Did that stop the Greens from nominating him as a direct candidate for the federal elections? Of course not. Did he then sit on the secret committee of the Bundestag without the other factions having raised any objections? Why, surely. If someone had written that you shouldn’t work with people like Ströbele because of his mandates, they would have died laughing at the Greens.

Sometimes I think back to Helmut Kohl. How would Kohl have reacted? Quite simply: if someone like Notz had ranted, he would have come twice to the conference that he would have been told not to go to. When in doubt, he was also responsible for mistakes made by others.

The best insurance for a minister in distress was comments calling for his immediate removal. As a matter of principle, Kohl stuck to the person whose head was now being demanded everywhere. Manfred Wörner survived the Kießling scandal, for which he should have resigned as defense minister, and Rita Süssmuth survived her flight affair.

Merz was one of the first to break away from Kohl. You have to increase the distance, sharpen the tone, he explained when the donation scandal broke out. He was parliamentary group leader and Kohl had just been voted out as chancellor.
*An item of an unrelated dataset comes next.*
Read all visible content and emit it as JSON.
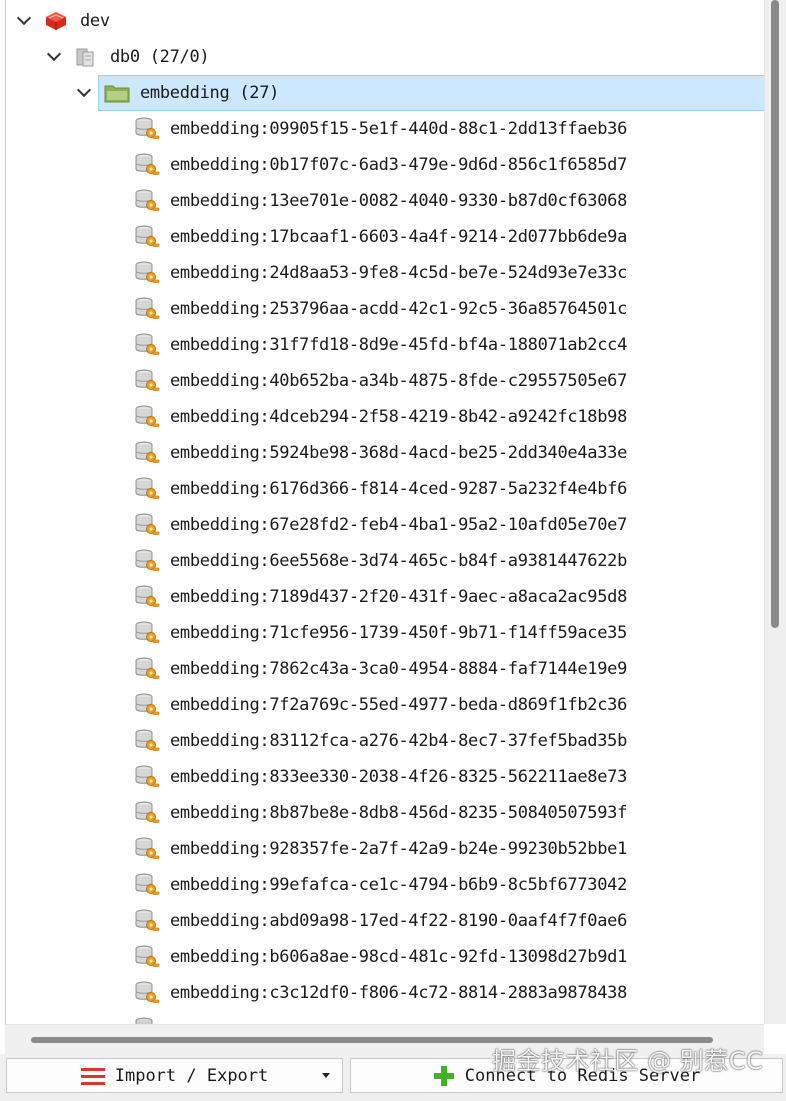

He had already learned from his mother that “the hand that blesses is bitten first”, Kohl then confided in his “diary”.

It took Merz 22 years to finally become what he had hoped to become back then. Betrayal doesn’t always pay off for the traitor.

The readers love him or hate him, Jan Fleischhauer is indifferent to the least. You only have to look at the comments on his columns to get an idea of ​​how much people are moved by what he writes. He was at SPIEGEL for 30 years, and at the beginning of August 2019 he switched to FOCUS as a columnist.

Fleischhauer himself sees his task as giving voice to a world view that he believes is underrepresented in the German media. So when in doubt, against the herd instinct, commonplaces and stereotypes. His texts are always amusing – perhaps it is this fact that provokes his opponents the most.